At one time or another he looked to some ruling despot as the one-man dictator who would bring the Revolution: Louis Bonaparte (he wrote a whole book in 1852 extolling the Emperor as the bearer of the Revolution); Prince Jerome Bonaparte; finally Czar Alexander II (“Do not forget that the despotism of the czar is necessary to civilization”).

There was a candidate for the dictator’s job closer to home, of course: himself. He elaborated a detailed scheme for a “mutualist” business, cooperative in form, which would spread to take over all business and then the state. In his notes Proudhon put himself down as the Manager in Chief, naturally not subject to the democratic control he so despised. He took care of details in advance: “Draw up a secret program, for all the managers: irrevocable elimination of royalty, democracy, proprietors, religion [and so on].” – “The Managers are the natural representatives of the country. Ministers are only superior Managers or General Directors: as I will be one day ... When we are masters, Religion will be what we want it to be; ditto Education, philosophy, justice, administration and government.”

The reader, who may be full of the usual illusions about anarchist “libertarianism,” may ask: Was he then insincere about his great love for liberty?

Not at all: it is only necessary to understand what anarchist “liberty” means. Proudhoun wrote: “The principle of liberty is that of the Abbey of Theleme [in Rabelais]: do what you want!” and the principle meant: “any man who cannot do what he wants and anything he wants has the right to revolt, even alone, against the government, even if the government were everybody else. “the only man who can enjoy this liberty is a despot; this is the sense of the brilliant insight by Dostoyevsky’s Shigalev: “Starting from unlimited freedom, I arrive at unlimited despotism.”

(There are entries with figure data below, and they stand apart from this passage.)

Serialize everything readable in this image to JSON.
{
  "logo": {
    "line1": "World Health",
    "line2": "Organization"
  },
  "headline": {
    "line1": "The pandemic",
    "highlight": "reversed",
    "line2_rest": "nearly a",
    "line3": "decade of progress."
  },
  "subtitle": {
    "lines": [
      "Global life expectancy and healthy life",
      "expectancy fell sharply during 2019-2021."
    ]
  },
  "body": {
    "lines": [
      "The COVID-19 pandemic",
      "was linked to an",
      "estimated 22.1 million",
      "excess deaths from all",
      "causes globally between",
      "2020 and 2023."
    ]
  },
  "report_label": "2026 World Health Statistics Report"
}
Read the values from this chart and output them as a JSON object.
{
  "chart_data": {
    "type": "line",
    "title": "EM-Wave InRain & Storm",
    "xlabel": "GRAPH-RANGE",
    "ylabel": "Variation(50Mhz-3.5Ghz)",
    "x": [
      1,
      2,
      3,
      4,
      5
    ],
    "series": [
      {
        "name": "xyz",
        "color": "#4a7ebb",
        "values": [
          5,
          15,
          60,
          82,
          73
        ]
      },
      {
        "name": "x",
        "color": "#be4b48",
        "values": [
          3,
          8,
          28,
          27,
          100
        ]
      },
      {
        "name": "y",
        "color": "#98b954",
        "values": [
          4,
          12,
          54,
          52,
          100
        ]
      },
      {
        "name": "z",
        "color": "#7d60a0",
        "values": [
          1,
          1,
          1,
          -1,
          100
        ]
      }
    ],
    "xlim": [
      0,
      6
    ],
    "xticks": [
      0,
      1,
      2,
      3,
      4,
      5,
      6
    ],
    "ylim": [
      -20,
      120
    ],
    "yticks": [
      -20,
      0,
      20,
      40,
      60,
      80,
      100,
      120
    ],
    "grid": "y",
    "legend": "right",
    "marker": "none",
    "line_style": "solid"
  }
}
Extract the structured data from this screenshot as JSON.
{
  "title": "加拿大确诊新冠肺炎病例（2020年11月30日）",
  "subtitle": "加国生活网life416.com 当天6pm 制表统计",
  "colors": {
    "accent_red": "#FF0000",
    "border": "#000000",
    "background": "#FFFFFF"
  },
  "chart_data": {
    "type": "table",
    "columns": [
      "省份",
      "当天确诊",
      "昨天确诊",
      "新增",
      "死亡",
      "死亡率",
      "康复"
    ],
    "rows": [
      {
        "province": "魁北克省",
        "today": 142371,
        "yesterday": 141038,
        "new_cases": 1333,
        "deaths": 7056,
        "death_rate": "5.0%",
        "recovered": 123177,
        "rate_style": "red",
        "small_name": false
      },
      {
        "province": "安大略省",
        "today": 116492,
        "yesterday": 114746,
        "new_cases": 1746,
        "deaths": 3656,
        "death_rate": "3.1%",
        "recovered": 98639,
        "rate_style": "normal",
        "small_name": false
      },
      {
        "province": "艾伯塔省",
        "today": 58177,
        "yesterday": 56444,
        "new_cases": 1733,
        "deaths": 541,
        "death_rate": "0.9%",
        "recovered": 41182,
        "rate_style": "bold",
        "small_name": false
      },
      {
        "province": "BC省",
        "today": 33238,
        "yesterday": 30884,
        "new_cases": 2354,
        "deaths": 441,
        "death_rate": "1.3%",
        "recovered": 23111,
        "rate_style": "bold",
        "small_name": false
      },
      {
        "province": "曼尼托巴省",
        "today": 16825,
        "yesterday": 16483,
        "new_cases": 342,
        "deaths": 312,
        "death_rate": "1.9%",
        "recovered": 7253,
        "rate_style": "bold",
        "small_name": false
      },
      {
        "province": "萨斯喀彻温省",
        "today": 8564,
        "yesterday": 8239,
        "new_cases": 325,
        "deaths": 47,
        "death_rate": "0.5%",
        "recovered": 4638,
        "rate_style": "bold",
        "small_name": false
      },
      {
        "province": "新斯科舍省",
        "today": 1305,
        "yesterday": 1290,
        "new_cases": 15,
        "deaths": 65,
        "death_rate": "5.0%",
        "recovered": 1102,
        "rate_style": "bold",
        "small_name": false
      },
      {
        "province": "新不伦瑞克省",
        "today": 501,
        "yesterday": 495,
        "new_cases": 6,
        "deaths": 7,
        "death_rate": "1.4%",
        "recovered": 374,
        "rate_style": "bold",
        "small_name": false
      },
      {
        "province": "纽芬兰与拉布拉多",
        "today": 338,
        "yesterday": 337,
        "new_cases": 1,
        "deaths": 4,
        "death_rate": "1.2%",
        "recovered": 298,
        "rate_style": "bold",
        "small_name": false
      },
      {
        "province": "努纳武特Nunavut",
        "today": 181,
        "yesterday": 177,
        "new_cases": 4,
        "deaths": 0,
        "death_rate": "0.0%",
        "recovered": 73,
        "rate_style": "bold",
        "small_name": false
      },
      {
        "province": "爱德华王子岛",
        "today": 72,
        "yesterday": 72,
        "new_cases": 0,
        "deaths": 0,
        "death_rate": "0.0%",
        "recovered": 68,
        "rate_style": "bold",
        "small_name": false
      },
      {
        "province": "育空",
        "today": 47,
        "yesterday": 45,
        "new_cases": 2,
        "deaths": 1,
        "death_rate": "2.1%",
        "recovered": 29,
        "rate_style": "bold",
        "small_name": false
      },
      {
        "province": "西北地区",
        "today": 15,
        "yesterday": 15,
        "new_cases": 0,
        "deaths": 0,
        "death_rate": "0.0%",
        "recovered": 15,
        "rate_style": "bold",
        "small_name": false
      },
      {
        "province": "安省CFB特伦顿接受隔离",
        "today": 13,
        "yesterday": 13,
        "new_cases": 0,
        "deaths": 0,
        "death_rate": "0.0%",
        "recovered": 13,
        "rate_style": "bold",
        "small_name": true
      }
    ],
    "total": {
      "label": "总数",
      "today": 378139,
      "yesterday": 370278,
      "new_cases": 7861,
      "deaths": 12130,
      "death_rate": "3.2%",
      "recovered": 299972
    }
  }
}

The story is similar with the second “Father of Anarchism,” Bakunin, whose schemes for dictatorship and suppression of democratic control are better known than Proudhon’s.

The basic reason is the same: Anarchism is not concerned with the creation of democratic control from below, but only with the destruction of “authority” over the individual, including the authority of the most extremely democratic regulation of society that it is possible to imagine. This has been made clear by authoritative anarchist expositors time and again; for example, by George Woodcock: “even were democracy possible, the anarchist would still not support it ... Anarchists do not advocate political freedom. What they advocate is freedom from politics...” Anarchism is on principle fiercely anti-democratic, since an ideally democratic authority is still authority. But since, rejecting democracy, it has no other way of resolving the inevitable disagreements and differences among the inhabitants of Theleme, its unlimited freedom for each uncontrolled individual is indistinguishable from unlimited despotism by such an individual, both in theory and practice.

The great problem of our age is the achievement of democratic control from below over the vast powers of modern social authority. Anarchism, which is freest of all with verbiage about something-from-below, rejects this goal. It is the other side of the coin of bureaucratic despotism, with all its values turned inside-out, not the cure or the alternative.